Gothenburg-based Elicera Therapeutics develops next-generation cell and gene therapies based on CAR T cells and oncolytic viruses. The company currently has four drug candidates in the pipeline – two in the field of CAR T cells (ELC-301 and ELC-401) and two based on oncolytic viruses (ELC-201 and ELC-100).
The company also has a proprietary and commercially available platform technology, iTANK, which aims to optimize the immune system in cancer treatment by activating patients' own killer T cells. iTANK is applied to the company's two CAR T-cell-based candidates as well as to ELC-201, which is a next-generation oncolytic virus, enabling a broad parallel attack on cancer cells.
Positive data presented at Oncolytic Virotherapy Summit
The company participated last week at Oncolytic Virotherapy Summit in Boston, one of the leading forums for oncolytic virus therapies. Here, both smaller biotech companies and large global pharmaceutical giants meet to, among other things, explore the latest research in the field. At the event, Elicera presented data on its most advanced candidate, ELC-100, which is in a Phase I/IIa study with the indication neuroendocrine tumors (NETs).
The data demonstrates that a second patient responded to the treatment with an observed reduction in tumors, this time in the third cohort of the study. The first patient with clinical signals of tumor reduction was observed in the first cohort of the study with the lowest dose level. In total, this means that clinical signals have been observed in a total of two out of eight patients evaluated so far. Since this has already occurred in the Phase I part of the study, where the dose escalation phase takes place with the primary goal of finding out the safety of the treatment and the maximum tolerable dose, the company sees the new observations as very encouraging. CEO Jamal El-Mosleh commented on the new data in a press release:
"It is of course too early to draw any conclusions about efficacy, but we see it as very encouraging that there are now clear signals of clinical activity in two of eight patients evaluated so far, already in the dose escalation phase of the study."
The Phase I part consists of four dose levels with three patients included in each level, and thus a total of twelve patients are expected to be included in the study. The company also presented in connection with the positive clinical signals that no dose-limiting serious adverse events were seen in the second cohort. For the third cohort, it is estimated Elicera that safety data will occur in Q1 2023 while full efficacy reporting from ELC-100 may not come until 2023 at the earliest.
Co-founder comments
BioStock contacted Elicera Therapeutics' co-founder and chief development officer Say Yu to learn more about the presented results.

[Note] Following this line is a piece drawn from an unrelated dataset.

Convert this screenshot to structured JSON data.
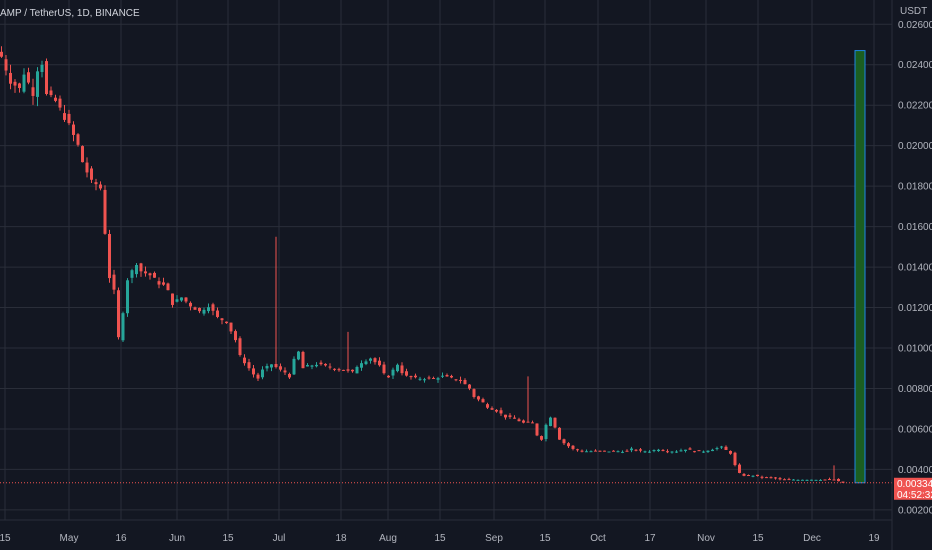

Why did you choose to communicate these results and can you comment any more on them?
– Elicera's oncolytic virus candidate, ELC-100, which is in an ongoing phase I/IIa study, is in the most advanced development stage in our pipeline. We therefore wanted to provide the scientific and investor community in attendance at the 7th Oncolytic Virotherapy Summit with the most up to date information about our assets. Since we were presenting new clinical data, we were required to disclose this information to the capital market as well. With regards to further comment, it is too early to tell but we are encouraged by these signals and look forward to additional analysis of all the patient cohorts during the coming months.
Tell us more about ELC-100 and the medical need it seeks to address.
– Elicera's oncolytic virus ELC-100 is a genetically modified adenovirus, optimized to selectively kill NET cells and leave healthy cells alone. It has also been designed to specifically not replicate in liver cells as the treatment is administered in the liver artery to better target liver metastases. ELC-100 is thus expected to achieve a tumor-killing effect in NET cells and at the same time set in motion a long-term, systematic immune response to attack cancer cells in other parts of the body.
With regards to the medical need, NETs can be found basically anywhere in the body, but occur primarily in the gastrointestinal tract, lungs and pancreas. Approximately 450,000 people were living with NETs in 2017 in the US, Japan, France, Germany, England, Italy and Spain, and the number of patients diagnosed with this type of tumor is expected to increase. So we see a substantial medical need for new types of treatment.
What is the therapeutic potential of oncolytic viruses?
– Oncolytic viruses have significant potential to contribute to new therapies within the field of immuno-oncology. By genetically modifying oncolytic viruses they can selectively infect and kill tumor cells while leaving normal cells intact. At the same time they induce a potent anti-tumoral T-cell response that proactively infiltrates tumors and attacks cancer cells in other parts of the body. OV's therefore have the potential to convert an immunologically "cold" tumor with few tumor-reactive T-cells into a "hot" tumor with increased T-cell infiltration. Oncolytic viruses can also be genetically modified, or armed, with different transgenes that for example can code for additional immune stimulating substances. In ELC-201, we arm the drug candidate both with the iTANK platform and with another transgene that codes for 4-1BBL to further stimulate T-cells against cancer.